Wednesday, September 28, 2011

Driving Lesson 101

So Today as I was returning back from a brief two day retreat, my friend Catherine suggested that I try my hand at driving her Toyota RAV 4 back to Phnom Penh. Since we were staying at a local resort located on National Highway Road #1, the road itself was fairly straight. So I thought why not? I might as well begin the journey of learning to drive here as one day I hope that the Lord will provide a car for us to get around as it is becoming more of a necessity here than a luxury. For one thing, it conserves our energy levels on those hot days, you are not inhaling the pollution and diesel fuels as you sit in the open air tuk tuks, it provides safety in the evenings and most of all it is a time saver, unless you are using a motobike.

So what is it like driving in Cambodia. Well I happen to pick a good day to drive when the roads are not busy as many Cambodians are still visiting their families in the provinces so it was the perfect day to have my first driving experience on Cambodian soil. It wasn't too difficult as there wasn't too much traffic at all but one does have to be more alert and check your mirrors often given the motorcyclists that weave in and out. I asked my friend what the speed limit was and she laughed at me. This is Cambodia, what are you talking about speed limit! But alas, not too far up the road, my eyes caught a sign that said the speed limit on this highway was least I think it was kilometres and not miles.
Driving along National Highway Road #1

The 'highway'here is not like a highway we are used to in North America. There is some sort of speed bump grid to slow you down...not sure really what the purpose is as you can't even go fast if you wanted to. There is actually a 'motorcycyle' lane so that the motos and tuk tuks can use but like everything else, everyone does not adhere to the lanes. If there is an opening you just go for it. No wonder Asian drivers in Toronto have a bad reputation. :-) If you have only learned to drive in this environment, you learn to be creative and make a way through the crowded streets. Thankfully today, I didn't have to worry about the crowds but I did notice that people use their brakes here a lot so I would imagine one's brake pads will weary here very quickly as there is a lot of stop and go traffic.

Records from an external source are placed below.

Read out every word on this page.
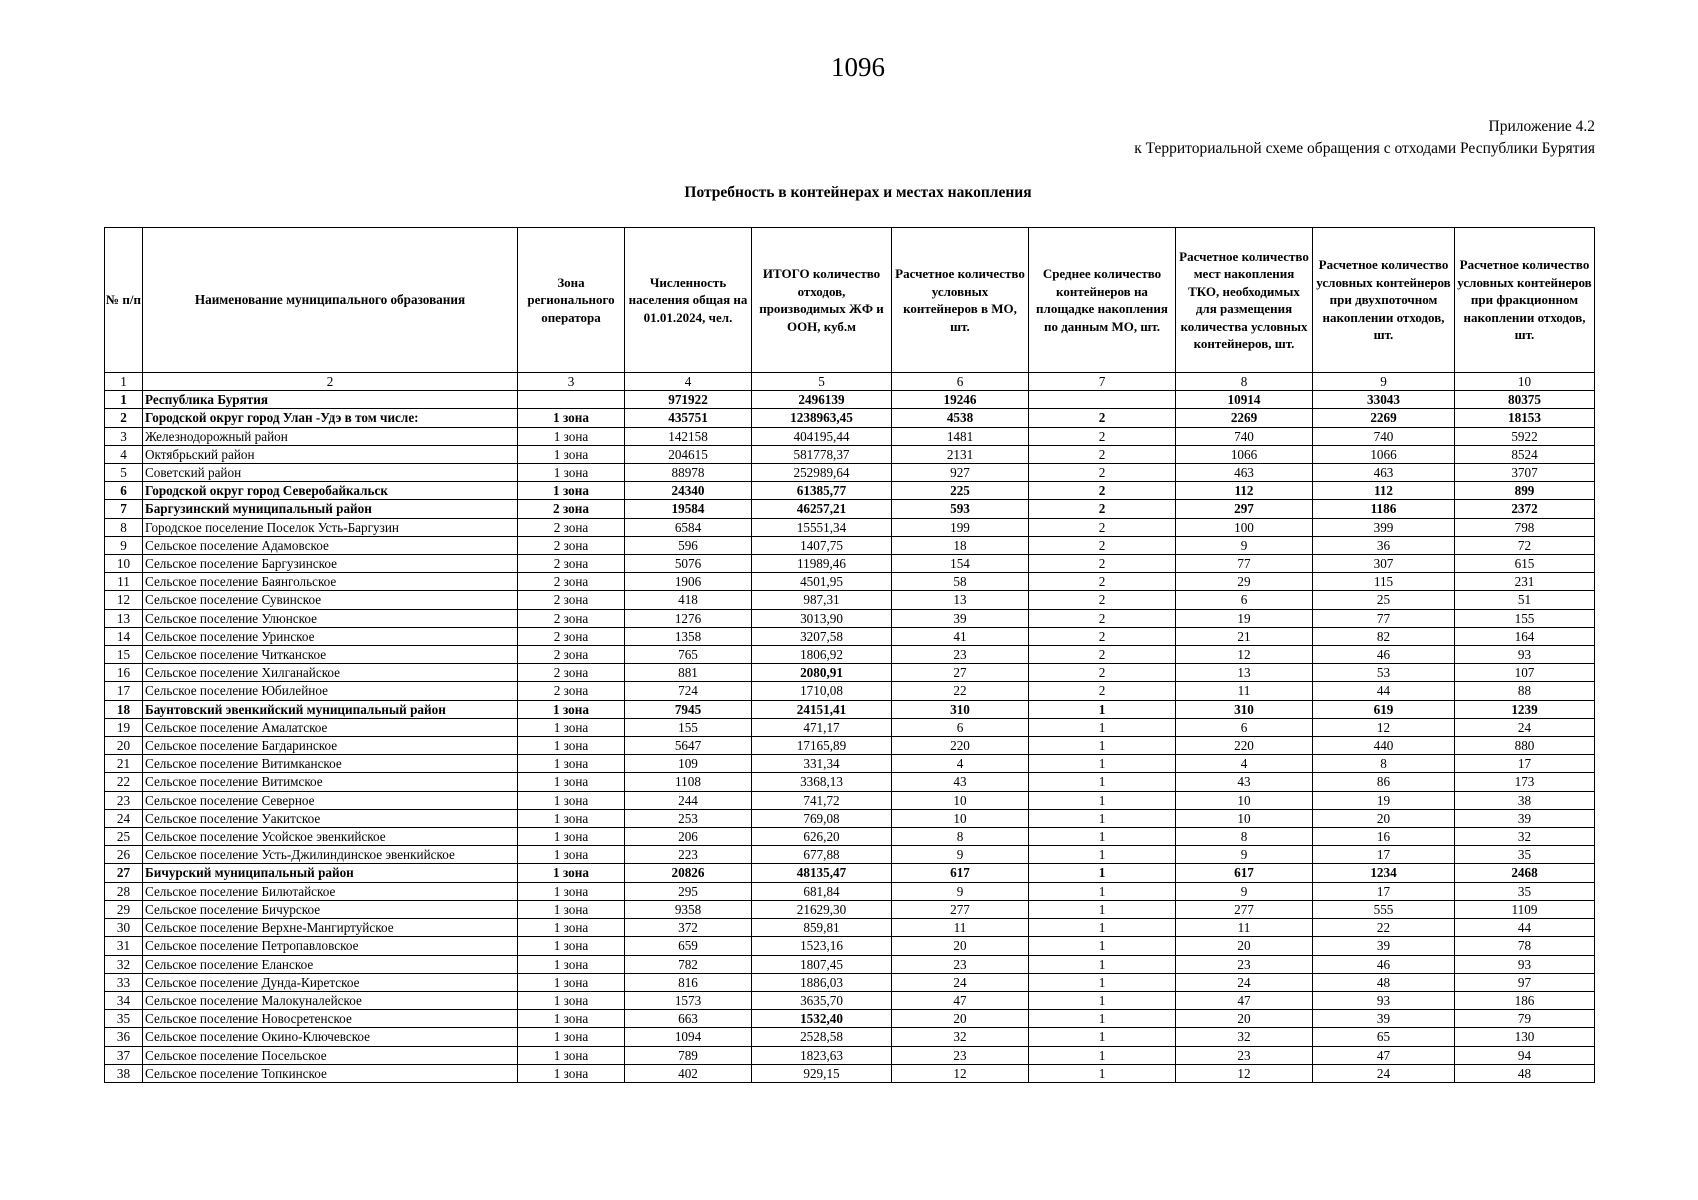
1096
Приложение 4.2
к Территориальной схеме обращения с отходами Республики Бурятия
Потребность в контейнерах и местах накопления
№ п/п	Наименование муниципального образования	Зона регионального оператора	Численность населения общая на 01.01.2024, чел.	ИТОГО количество отходов, производимых ЖФ и ООН, куб.м	Расчетное количество условных контейнеров в МО, шт.	Среднее количество контейнеров на площадке накопления по данным МО, шт.	Расчетное количество мест накопления ТКО, необходимых для размещения количества условных контейнеров, шт.	Расчетное количество условных контейнеров при двухпоточном накоплении отходов, шт.	Расчетное количество условных контейнеров при фракционном накоплении отходов, шт.
1	2	3	4	5	6	7	8	9	10
1	Республика Бурятия		971922	2496139	19246		10914	33043	80375
2	Городской округ город Улан -Удэ в том числе:	1 зона	435751	1238963,45	4538	2	2269	2269	18153
3	Железнодорожный район	1 зона	142158	404195,44	1481	2	740	740	5922
4	Октябрьский район	1 зона	204615	581778,37	2131	2	1066	1066	8524
5	Советский район	1 зона	88978	252989,64	927	2	463	463	3707
6	Городской округ город Северобайкальск	1 зона	24340	61385,77	225	2	112	112	899
7	Баргузинский муниципальный район	2 зона	19584	46257,21	593	2	297	1186	2372
8	Городское поселение Поселок Усть-Баргузин	2 зона	6584	15551,34	199	2	100	399	798
9	Сельское поселение Адамовское	2 зона	596	1407,75	18	2	9	36	72
10	Сельское поселение Баргузинское	2 зона	5076	11989,46	154	2	77	307	615
11	Сельское поселение Баянгольское	2 зона	1906	4501,95	58	2	29	115	231
12	Сельское поселение Сувинское	2 зона	418	987,31	13	2	6	25	51
13	Сельское поселение Улюнское	2 зона	1276	3013,90	39	2	19	77	155
14	Сельское поселение Уринское	2 зона	1358	3207,58	41	2	21	82	164
15	Сельское поселение Читканское	2 зона	765	1806,92	23	2	12	46	93
16	Сельское поселение Хилганайское	2 зона	881	2080,91	27	2	13	53	107
17	Сельское поселение Юбилейное	2 зона	724	1710,08	22	2	11	44	88
18	Баунтовский эвенкийский муниципальный район	1 зона	7945	24151,41	310	1	310	619	1239
19	Сельское поселение Амалатское	1 зона	155	471,17	6	1	6	12	24
20	Сельское поселение Багдаринское	1 зона	5647	17165,89	220	1	220	440	880
21	Сельское поселение Витимканское	1 зона	109	331,34	4	1	4	8	17
22	Сельское поселение Витимское	1 зона	1108	3368,13	43	1	43	86	173
23	Сельское поселение Северное	1 зона	244	741,72	10	1	10	19	38
24	Сельское поселение Уакитское	1 зона	253	769,08	10	1	10	20	39
25	Сельское поселение Усойское эвенкийское	1 зона	206	626,20	8	1	8	16	32
26	Сельское поселение Усть-Джилиндинское эвенкийское	1 зона	223	677,88	9	1	9	17	35
27	Бичурский муниципальный район	1 зона	20826	48135,47	617	1	617	1234	2468
28	Сельское поселение Билютайское	1 зона	295	681,84	9	1	9	17	35
29	Сельское поселение Бичурское	1 зона	9358	21629,30	277	1	277	555	1109
30	Сельское поселение Верхне-Мангиртуйское	1 зона	372	859,81	11	1	11	22	44
31	Сельское поселение Петропавловское	1 зона	659	1523,16	20	1	20	39	78
32	Сельское поселение Еланское	1 зона	782	1807,45	23	1	23	46	93
33	Сельское поселение Дунда-Киретское	1 зона	816	1886,03	24	1	24	48	97
34	Сельское поселение Малокуналейское	1 зона	1573	3635,70	47	1	47	93	186
35	Сельское поселение Новосретенское	1 зона	663	1532,40	20	1	20	39	79
36	Сельское поселение Окино-Ключевское	1 зона	1094	2528,58	32	1	32	65	130
37	Сельское поселение Посельское	1 зона	789	1823,63	23	1	23	47	94
38	Сельское поселение Топкинское	1 зона	402	929,15	12	1	12	24	48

My driving lesson lasted about 40 minutes as we meandered our way through the local streets in the city of Phnom Penh. Given the minimal traffic, there was no need to be aggressive but I can see that driving here will definitely cultivate patience. But then again, that is one virtue that God is nurturing among all of us who live in this nation. As I am getting more familiar with my neighborhood it is quite easy to drive around as one cannot really get lost in the city since its not that big. I think the true test will be driving when there is a lot of traffic but it seems to me the same rules apply here as they apply in North America. The bigger the vehicle, the more rights they have on the road. While I would like to say that there is no tail gating in Cambodia, that seems to be the norm if you want to get where you are going otherwise you will be left behind. Of course, wisdom is needed in driving behind certain Toyota Land Cruisers and Lexus's as you do not want to be involved in any minor infractions with those SUVs because they are usually owned by the elite in Cambodia and it can be a costly expense.